27 stycznia 2017

Aromatyczna herbata, czyli mój kawałek szczęścia


     Zdarzyło się pewnego czasu, że nie umiałam się obudzić. Obudzić z tej zimowej aury, ciągle zakatarzonego nosa i nieustannie śpiących oczu. Zgubiła się gdzieś ta energia, którą zawsze tryskałam, chęci, które zawsze miałam. Przemyślane miałam już chyba całe życie, zarówno to które było, to, które jest teraz, a także wszystko to co chciałabym, by zdarzyło się kiedyś. Głupie? Myślę, że wielu z nas, przykładając głowę do poduszki, zagłębia się w myślach, niejednokrotnie tych trudniejszych czy poplątanych. U mnie tych chwil ostatnio nie brakowało. A łatwo zakręcić się wokół własnych myśli i problemów. Łatwo usiąść i myśleć, trudniej działać, szczególniej wtedy gdy mamy wrażenie, że to wszystko zaczyna nas przerastać. Ale przecież w życiu nie o to chodzi. A o co? W moim przekonaniu- o szczęście. Po prostu o bycie szczęśliwym.
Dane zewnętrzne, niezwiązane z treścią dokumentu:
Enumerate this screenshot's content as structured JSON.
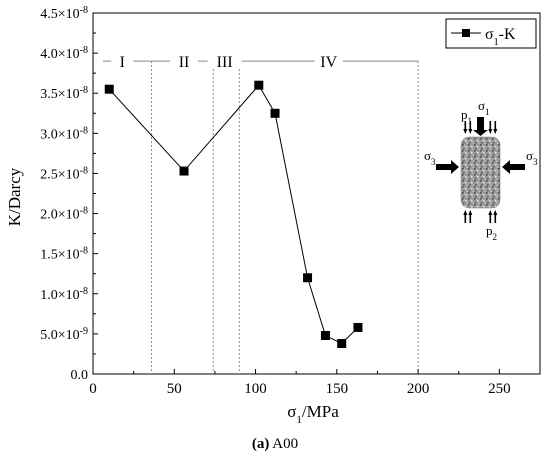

     Pewnego zimowego poranka, przed wyjściem na uczelnie, Mama postawiła przede mną kubek z ciepłą herbatą. Od początku wiedziałam, że przyszykowała dla mnie coś więcej niż zwykłą herbatę, którą pije co rano. Te ukratkowe spojrzenia, które chciały złapać moją reakcję na jej twórczość. Ten uśmiech, którego nie umiała powstrzymać w oczekiwaniu na to czy będzie mi smakować. Ku mojemu zaskoczeniu herbata bardzo przypadła mi do gustu. Wrzucone owoce, które miały dawać aromat, zjadłam równie szybko, jak wypiłam całą herbatę. Plasterek pomarańczy - no jak to pomarańcza (może trochę bardziej wymemłana i mniej soczysta, bo większość smaku oddała herbacie), plasterek jabłka - soczyście gruszkowy! Tak, właśnie gruszkowy! Ten smak zaczarował mnie i przeniósł kilka lat wstecz, kiedy to wracając ze szkoły pochłaniałam jabłko o odmianie gruszkowej - mojej ulubionej. Ja już tak czasem mam, że zadowolone kubki smakowe potrafią zmienić mój nastrój o 180 stopni. Dużo było do tej pory jedzenia, które sprawiło, że uśmiechnęłam się, a potem myślałam i zachwycałam się nim przez kilka następnych dni. Są jednak takie smaki, które razem ze swoją cudownością i kojarzącymi się wspomnieniami - tworzą coś wspaniałego. Uczucie, którego nie jestem w stanie opisać. Uczucie bardzo indywidualne. Takie, które skutecznie potrafi obudzić. Pomyślicie, że to dziwne, że przesadzam. A może i tak jest. Ale kto mi zabroni, skoro właśnie to daje mi szczęście i uśmiech do końca dnia? :)
      W tym poście oddałam Wam kawałek siebie, jak zresztą w każdym z pozostałych. Tu opisałam jednak coś więcej. Część mojego szalonego ja, które doznaje niezwykłych emocji pod wpływem rozgrzewającej herbaty z kawałkiem jabłka, pomarańczy, imbiru i paroma goździkami. I taka chcę pozostać. Bo każdy z nas ma takie chwile, które wykrzywiają jego usta w uśmiech. Każdy z nas ma to coś, co sprawia, że unosi się parę centymetrów ponad ziemię. U mnie tym razem była to herbata. Czy Wy macie coś takiego?